Ahmed Bin Hamdan
Okaz/Saudi Gazette
MADINAH — The Ministry of Labor has set up a special committee to discuss non-payment of payment of wages to Saudi Oger company employees for many months and said it has taken a number of punitive measures against the company.
An official source said the ministry has stopped a number of services provided to the company including General Organization for Social Security (GOSI) and the Passport Department (Jawazat).
The source, who opted not to be identified, said the company's pay delay is currently being considered by the Riyadh Governorate which has also established a special committee for the purpose.

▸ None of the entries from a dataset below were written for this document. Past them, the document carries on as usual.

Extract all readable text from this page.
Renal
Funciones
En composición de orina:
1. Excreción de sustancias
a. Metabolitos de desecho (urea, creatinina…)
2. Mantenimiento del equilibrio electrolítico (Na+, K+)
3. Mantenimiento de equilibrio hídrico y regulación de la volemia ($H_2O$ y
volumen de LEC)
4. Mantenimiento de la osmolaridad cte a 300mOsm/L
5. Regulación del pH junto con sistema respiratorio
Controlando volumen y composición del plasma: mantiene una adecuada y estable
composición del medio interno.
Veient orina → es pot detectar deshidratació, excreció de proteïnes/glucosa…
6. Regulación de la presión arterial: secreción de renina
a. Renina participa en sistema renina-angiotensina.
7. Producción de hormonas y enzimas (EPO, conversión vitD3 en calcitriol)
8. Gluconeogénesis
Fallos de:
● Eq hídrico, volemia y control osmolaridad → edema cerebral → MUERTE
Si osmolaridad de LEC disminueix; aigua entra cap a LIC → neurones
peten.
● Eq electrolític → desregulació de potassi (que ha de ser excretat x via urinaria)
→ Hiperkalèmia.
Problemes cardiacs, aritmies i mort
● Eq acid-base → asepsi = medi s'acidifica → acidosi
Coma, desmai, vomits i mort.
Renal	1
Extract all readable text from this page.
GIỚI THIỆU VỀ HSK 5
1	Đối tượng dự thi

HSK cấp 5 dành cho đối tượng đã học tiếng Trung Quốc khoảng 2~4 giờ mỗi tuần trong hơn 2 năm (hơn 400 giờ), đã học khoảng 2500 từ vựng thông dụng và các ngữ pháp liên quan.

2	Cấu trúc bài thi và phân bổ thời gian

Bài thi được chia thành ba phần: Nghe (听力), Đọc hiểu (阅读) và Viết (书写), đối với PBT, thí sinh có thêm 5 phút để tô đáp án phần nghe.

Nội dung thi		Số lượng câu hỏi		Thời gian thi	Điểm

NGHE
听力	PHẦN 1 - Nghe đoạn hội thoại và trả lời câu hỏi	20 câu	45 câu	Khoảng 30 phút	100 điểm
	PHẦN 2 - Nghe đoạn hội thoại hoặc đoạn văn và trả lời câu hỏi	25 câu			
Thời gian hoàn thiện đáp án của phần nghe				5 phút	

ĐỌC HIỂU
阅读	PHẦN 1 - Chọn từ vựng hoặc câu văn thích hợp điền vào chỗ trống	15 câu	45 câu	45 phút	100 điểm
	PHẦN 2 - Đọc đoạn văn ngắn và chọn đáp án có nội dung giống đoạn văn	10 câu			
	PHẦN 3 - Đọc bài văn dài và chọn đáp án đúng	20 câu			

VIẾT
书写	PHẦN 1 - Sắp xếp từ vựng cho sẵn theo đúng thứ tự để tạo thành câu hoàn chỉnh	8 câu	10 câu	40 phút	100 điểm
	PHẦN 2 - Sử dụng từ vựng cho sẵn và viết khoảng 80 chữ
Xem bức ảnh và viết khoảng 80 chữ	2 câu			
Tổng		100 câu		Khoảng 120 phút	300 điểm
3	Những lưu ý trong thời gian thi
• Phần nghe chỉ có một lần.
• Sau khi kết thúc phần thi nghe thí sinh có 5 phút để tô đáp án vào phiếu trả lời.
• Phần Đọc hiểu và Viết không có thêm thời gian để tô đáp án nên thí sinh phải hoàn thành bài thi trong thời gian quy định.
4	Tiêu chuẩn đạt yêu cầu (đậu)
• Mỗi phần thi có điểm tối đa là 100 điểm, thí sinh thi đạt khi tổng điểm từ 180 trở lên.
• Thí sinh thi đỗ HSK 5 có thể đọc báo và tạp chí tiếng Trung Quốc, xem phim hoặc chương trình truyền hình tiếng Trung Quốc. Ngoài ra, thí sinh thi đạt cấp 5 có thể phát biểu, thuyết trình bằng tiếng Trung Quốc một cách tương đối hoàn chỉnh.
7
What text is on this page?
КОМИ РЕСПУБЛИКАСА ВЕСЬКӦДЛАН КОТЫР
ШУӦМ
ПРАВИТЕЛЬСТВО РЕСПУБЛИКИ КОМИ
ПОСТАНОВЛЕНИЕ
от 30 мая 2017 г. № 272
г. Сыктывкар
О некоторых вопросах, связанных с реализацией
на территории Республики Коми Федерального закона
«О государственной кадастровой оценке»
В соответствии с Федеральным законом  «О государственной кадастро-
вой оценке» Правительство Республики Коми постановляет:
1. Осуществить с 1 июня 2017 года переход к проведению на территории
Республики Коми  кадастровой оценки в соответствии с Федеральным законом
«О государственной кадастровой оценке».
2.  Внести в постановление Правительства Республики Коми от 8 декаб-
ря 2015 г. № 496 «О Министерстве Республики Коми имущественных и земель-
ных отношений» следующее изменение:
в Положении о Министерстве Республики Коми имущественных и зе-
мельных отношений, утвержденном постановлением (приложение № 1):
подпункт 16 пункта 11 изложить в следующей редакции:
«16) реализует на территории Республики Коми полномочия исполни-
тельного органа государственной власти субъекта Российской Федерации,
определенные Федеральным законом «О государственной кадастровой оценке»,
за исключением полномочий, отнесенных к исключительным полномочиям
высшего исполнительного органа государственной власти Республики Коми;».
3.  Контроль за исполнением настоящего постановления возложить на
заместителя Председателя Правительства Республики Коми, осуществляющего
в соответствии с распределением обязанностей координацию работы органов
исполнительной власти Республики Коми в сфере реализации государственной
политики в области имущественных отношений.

He, however, said the company started to pay the monthly salaries of some of its employees and promised to pay all the overdues in installments.
Several Saudi Oger employees filed a complaint to the Labor Ministry accusing the company of delaying their salaries for more than four months and said they were unable to honor their commitment to commercial banks for the loans they took to build houses or buy cars and could not sustain their families.
They said the company justified the pay delay by saying that the government has not paid it for a number of projects it has executed.
According to the source, the company's manager in the Kingdom, Fareed Shakir, in an internal memo issued about 10 days ago, promised to pay a month's salary to all employees a week from Feb. 14 but has not honored his promise.
The manager also promised to pay all the delayed salaries in installments and to deposit the salaries in the employees' bank accounts regularly from March but nothing has happened thus far.
Sayyar Al-Shammari, a Saudi engineer, said the company first justified the pay delay due to the Kingdom's budget and later said the government has not paid it for the public projects it has executed..
"In fact the company is in a shambles. It does not have money. It is no longer stable. The government has withdrawn a number of projects from it," he said.
Shammari said the last payment they received was the salary of October 2015.